Weegee, Body of Anthony Izzo, killed by off-duty policeman Eligio Sarro, New York, February 2, 1942, International Center of Photography. Bequest of Wilma Wilcox, 1993 (2069.1993) © International Center of Photography/Getty Images
Weegee, ‘Body of Anthony Izzo, killed by off-duty policeman Eligio Sarro, New York, February 2, 1942.’ Bequest of Wilma Wilcox, 1993. International Center of Photography/Getty Images

Yet most important is the way the face, with its single bullet hole leaking blood, is in a pool of burnished light. The rest of his body, trailing off to the far corner, is swallowed in blackness. In the developing process Weegee no doubt sharpened the contrast in such a dramatic way that recalls Manet’s dead matador. It’s grim, it’s stark, it’s unforgettable. 

Weegee was also one of the first photographers to snap bystanders in the act of witnessing horrific events. He knew that witnesses were as much a part of the story as the main players. Hence one of his most famous photographs, also featured here, of Brooklyn schoolchildren witnessing the murder of a gambler in the street.

A tow-headed boy of about 11 is grinning maniacally at the scene, an unfortunate reminder that for many violence is entertainment. Another girl cranes her head over with morbid curiosity, straining to see. Only an older woman is properly affected by the tragedy, her face in a rictus of horror. Weegee manages to capture a complex portrait of violence and its discontents in a single frame. 

Steering away from Weegee’s grim snaps of tragedy, there are also prints that show us a varied and multi-faceted New York that is always surprising. A young man dressed as a woman, beaming and showing us some leg as they are led into a paddy wagon.

There is an affecting portrait of a young muscular dwarf in clown make up, backstage at the circus. There are astonishing prints of a woman being shot from a cannon. These images show us that laws and customs may have changed, but New York has always been a novelty generator. 

Opting for a meta-approach, the show’s curators make a hard sell of the idea of Weegee as a lover of spectacle. They even mention “The Society of the Spectacle,” a radical tract by Guy Debord at the show’s opening. It’s hard to know what the abstruse manifesto of a French Marxist could say about a career like Weegee’s, however.

His is a deeply idiosyncratic and American story, a New York story nearly resistant to intellectual analysis. Fellig pops up like a mythical character from a Herbert Gold novel: if he hadn’t been born, he would have to be invented. The son of Ukrainian immigrants, he grew up roaming the Lower East Side, just as the Jewish and Italian mob were ascendant. New York was alive with drama, eccentricity and tragedy.
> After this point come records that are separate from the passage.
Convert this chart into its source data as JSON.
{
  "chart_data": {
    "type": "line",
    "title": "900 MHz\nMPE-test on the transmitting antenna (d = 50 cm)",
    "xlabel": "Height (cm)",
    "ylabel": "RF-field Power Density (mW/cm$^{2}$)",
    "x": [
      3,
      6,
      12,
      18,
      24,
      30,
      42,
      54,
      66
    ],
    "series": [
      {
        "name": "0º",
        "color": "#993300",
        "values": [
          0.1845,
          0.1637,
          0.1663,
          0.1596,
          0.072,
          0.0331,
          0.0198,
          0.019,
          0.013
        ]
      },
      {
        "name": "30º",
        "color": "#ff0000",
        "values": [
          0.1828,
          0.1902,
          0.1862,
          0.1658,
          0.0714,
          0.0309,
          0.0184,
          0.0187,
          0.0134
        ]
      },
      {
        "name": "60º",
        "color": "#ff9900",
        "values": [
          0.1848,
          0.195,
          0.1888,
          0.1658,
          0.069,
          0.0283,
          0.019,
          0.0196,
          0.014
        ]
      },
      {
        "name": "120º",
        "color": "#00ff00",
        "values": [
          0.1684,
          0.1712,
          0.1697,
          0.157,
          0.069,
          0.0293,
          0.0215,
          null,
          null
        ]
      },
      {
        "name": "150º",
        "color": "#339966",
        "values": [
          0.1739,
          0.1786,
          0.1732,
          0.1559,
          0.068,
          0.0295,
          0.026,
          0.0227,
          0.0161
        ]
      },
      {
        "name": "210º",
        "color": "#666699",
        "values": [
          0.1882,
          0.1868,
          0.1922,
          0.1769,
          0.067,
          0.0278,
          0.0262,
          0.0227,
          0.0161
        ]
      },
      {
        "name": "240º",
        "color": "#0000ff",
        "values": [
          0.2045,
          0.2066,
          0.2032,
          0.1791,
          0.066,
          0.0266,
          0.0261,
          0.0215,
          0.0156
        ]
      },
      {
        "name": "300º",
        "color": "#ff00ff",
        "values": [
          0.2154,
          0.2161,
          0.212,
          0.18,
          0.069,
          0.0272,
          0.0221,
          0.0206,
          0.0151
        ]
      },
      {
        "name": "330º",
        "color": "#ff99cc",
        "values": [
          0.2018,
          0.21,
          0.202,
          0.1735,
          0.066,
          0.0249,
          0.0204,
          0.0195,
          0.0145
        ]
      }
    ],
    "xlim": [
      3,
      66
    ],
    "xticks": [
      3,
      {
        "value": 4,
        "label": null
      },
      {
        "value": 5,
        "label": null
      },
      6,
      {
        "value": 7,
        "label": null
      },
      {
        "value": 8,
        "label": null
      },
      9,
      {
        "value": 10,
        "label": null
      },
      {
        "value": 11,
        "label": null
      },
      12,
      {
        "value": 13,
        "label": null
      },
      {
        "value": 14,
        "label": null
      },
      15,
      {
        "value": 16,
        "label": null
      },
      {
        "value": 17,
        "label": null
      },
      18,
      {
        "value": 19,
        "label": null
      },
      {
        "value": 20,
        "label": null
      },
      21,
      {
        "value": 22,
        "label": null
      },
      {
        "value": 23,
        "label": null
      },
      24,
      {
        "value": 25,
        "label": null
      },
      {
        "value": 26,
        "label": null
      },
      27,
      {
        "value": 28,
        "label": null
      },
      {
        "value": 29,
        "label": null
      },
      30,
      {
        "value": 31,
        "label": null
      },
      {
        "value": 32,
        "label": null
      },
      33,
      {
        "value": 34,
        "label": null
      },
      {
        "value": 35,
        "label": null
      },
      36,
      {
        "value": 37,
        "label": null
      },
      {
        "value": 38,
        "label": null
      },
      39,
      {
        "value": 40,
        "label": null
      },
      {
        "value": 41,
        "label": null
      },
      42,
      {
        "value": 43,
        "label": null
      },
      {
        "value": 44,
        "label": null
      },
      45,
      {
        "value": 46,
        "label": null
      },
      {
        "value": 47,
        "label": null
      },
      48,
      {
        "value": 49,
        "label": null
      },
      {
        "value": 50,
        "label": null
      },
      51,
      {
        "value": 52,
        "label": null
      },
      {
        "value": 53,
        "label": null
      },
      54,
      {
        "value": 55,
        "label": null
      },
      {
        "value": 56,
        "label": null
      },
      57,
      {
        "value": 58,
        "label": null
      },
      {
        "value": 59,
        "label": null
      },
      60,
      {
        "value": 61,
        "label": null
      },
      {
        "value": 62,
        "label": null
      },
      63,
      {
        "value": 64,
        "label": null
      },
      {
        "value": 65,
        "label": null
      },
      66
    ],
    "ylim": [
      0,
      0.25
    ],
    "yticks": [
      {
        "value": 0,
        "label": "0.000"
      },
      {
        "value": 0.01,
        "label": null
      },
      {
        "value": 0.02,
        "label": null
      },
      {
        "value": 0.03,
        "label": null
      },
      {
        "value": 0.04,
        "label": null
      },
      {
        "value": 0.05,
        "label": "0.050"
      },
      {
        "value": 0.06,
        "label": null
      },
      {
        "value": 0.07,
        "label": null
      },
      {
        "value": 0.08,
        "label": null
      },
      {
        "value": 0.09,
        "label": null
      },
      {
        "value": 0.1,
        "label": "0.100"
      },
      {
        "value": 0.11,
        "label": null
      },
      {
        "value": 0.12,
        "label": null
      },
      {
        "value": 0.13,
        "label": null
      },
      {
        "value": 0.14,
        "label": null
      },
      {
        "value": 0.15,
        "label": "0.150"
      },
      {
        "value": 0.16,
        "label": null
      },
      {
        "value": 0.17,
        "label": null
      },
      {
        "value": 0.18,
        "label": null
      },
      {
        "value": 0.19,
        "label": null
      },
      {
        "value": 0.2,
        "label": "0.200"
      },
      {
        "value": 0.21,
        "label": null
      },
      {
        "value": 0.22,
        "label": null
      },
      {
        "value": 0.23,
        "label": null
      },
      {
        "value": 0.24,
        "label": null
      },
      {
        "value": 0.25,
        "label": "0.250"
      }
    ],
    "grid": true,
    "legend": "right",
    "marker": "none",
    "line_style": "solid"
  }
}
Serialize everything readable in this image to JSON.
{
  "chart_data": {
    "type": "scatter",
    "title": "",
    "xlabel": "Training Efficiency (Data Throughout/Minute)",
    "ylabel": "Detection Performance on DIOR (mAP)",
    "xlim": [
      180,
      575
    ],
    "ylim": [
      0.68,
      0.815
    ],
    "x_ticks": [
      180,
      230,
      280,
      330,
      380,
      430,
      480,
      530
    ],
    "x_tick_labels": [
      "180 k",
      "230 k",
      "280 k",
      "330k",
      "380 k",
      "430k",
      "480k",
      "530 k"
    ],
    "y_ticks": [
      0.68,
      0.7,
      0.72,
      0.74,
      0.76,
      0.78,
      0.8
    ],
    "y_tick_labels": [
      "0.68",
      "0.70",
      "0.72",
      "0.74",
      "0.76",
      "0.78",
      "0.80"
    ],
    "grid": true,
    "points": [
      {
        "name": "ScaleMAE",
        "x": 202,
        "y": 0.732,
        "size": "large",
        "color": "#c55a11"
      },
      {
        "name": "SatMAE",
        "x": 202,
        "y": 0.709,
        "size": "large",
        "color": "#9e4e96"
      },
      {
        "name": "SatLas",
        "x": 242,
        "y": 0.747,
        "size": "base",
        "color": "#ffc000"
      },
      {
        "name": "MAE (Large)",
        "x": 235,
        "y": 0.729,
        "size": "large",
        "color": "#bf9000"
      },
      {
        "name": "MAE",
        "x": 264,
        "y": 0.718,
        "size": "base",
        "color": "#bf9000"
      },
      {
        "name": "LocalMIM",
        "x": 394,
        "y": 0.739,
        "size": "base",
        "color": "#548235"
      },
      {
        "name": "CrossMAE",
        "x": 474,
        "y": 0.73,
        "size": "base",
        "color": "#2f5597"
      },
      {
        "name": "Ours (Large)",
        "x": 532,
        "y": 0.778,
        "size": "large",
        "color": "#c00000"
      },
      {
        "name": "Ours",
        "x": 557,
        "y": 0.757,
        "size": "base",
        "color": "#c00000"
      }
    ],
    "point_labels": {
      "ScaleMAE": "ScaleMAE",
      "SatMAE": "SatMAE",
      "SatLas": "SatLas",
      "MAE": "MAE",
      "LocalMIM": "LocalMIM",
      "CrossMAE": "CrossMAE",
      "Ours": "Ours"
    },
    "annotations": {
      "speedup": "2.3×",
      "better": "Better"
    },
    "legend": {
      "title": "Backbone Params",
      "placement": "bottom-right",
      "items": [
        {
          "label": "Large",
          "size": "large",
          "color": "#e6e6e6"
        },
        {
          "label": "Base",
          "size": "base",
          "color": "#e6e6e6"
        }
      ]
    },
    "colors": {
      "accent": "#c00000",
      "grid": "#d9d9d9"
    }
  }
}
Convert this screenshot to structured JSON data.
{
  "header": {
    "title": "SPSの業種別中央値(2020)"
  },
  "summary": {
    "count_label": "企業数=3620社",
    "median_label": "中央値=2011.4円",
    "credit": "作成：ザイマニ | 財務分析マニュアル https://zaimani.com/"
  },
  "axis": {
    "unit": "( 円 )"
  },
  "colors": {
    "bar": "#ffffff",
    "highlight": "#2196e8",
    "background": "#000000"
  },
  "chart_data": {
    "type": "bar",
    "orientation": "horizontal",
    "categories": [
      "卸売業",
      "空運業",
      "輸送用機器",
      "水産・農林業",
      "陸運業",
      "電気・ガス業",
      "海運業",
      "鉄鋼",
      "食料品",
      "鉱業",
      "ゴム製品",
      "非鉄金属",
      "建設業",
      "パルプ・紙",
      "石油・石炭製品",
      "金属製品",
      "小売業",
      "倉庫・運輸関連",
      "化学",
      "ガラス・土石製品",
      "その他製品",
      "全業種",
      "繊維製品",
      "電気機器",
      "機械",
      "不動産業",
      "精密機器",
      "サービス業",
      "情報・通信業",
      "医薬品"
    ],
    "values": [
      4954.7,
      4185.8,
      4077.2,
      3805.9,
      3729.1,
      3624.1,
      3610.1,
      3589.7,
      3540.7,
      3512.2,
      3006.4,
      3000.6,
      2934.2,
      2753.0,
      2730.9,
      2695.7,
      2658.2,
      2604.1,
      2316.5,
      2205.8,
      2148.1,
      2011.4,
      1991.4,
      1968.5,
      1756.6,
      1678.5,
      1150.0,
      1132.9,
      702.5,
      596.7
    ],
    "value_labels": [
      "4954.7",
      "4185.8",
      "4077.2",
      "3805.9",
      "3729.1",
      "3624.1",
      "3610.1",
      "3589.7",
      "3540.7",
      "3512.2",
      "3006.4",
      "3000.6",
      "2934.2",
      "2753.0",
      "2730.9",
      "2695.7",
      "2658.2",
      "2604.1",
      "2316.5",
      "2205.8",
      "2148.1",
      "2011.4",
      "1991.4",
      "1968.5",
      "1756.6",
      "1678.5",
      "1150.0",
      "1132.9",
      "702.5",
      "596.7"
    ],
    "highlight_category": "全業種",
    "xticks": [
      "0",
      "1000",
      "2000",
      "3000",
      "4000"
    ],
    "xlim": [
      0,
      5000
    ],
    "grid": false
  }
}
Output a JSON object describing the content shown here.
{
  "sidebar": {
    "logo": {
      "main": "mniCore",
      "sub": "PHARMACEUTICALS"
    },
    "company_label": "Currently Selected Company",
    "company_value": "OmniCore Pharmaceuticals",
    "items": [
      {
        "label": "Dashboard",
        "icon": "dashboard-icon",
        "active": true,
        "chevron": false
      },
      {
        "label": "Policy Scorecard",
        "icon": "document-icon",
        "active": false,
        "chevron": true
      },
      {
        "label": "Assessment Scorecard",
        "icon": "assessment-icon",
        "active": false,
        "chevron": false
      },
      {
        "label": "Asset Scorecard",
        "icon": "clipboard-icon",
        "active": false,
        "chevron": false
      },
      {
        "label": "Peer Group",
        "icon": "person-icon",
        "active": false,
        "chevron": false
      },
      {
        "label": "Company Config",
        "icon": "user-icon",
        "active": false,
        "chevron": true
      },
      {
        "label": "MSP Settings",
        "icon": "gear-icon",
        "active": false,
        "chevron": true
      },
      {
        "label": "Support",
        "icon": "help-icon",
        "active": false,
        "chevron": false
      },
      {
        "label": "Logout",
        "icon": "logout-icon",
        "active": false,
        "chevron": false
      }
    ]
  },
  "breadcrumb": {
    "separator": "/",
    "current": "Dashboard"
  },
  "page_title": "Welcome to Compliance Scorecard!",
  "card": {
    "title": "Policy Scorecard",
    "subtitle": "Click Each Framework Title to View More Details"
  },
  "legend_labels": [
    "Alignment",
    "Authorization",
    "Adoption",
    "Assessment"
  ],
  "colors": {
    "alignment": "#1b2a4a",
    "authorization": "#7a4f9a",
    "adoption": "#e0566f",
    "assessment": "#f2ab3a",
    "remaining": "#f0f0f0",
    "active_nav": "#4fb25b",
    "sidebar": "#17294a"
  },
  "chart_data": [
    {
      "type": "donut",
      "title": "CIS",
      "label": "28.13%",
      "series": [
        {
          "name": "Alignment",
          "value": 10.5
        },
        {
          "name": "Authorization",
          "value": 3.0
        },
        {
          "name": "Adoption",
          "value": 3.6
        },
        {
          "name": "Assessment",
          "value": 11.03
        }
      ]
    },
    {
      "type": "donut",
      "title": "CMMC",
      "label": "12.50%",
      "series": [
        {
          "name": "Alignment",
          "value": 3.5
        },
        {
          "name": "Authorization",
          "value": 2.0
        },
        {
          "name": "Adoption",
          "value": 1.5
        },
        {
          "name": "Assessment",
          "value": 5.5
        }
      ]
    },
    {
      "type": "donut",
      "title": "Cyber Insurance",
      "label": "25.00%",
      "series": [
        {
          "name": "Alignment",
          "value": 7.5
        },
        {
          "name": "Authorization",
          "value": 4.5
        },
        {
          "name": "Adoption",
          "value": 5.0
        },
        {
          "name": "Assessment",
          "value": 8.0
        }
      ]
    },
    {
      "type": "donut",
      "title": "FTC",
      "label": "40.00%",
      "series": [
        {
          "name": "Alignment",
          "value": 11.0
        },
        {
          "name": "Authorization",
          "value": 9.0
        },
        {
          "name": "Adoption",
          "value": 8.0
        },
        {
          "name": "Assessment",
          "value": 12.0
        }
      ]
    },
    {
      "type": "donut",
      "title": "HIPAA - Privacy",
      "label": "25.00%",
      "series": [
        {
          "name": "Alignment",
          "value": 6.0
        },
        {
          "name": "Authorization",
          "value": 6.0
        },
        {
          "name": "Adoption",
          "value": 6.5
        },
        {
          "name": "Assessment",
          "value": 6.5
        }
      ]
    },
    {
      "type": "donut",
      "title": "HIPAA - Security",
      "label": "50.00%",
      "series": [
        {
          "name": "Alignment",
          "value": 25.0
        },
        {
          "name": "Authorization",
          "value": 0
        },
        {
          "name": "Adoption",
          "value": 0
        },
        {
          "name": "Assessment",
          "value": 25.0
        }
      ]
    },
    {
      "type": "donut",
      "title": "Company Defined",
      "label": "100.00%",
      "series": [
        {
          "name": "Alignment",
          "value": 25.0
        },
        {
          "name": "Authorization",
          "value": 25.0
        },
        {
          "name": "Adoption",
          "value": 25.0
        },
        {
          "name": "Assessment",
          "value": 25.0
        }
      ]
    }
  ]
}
Fellig picked up a camera at one point and got hooked.

A tireless dynamo — “I’m a doer not a thinker” he once said — Fellig single-handedly invented the job of “freelance photographer” by hanging around police stations and keeping an ear out for teletype announcements. It wasn’t only luck, however. He was good with people, and he unfailingly earned the trust of both subjects and law enforcement. By 1948, he was the only photographer in the Five Boroughs that had his very own radio, tuned to NYPD’s private police band. 

The show also does a good job of cutting through Weegee’s cultivated mystique, showing us the man behind the lens. There is a rare photo of him in his New York apartment, collapsed on a futon in a corner. You can see the obvious toll his relentless image hunting must have taken on him.

The wall behind him is an unkempt forest of clippings, leads and prints. His desk is cluttered with cameras, lenses, flashes, papers, and recording devices. It’s one of the earliest known snapshots of what we would now call a photojournalist: those harried creatures of irregular hours, questionable morals, and obsessive habits who must be up at a moment’s notice to snap at their quarry. 

Weegee was the perfect combination of gumption, energy, and style, allowing us a unique glimpse into one of the most storied eras of New York history. He may have spawned the questionable figure of the paparazzo, but he was an artist first and foremost. This show establishes him as the original, if not the greatest, master of the genre.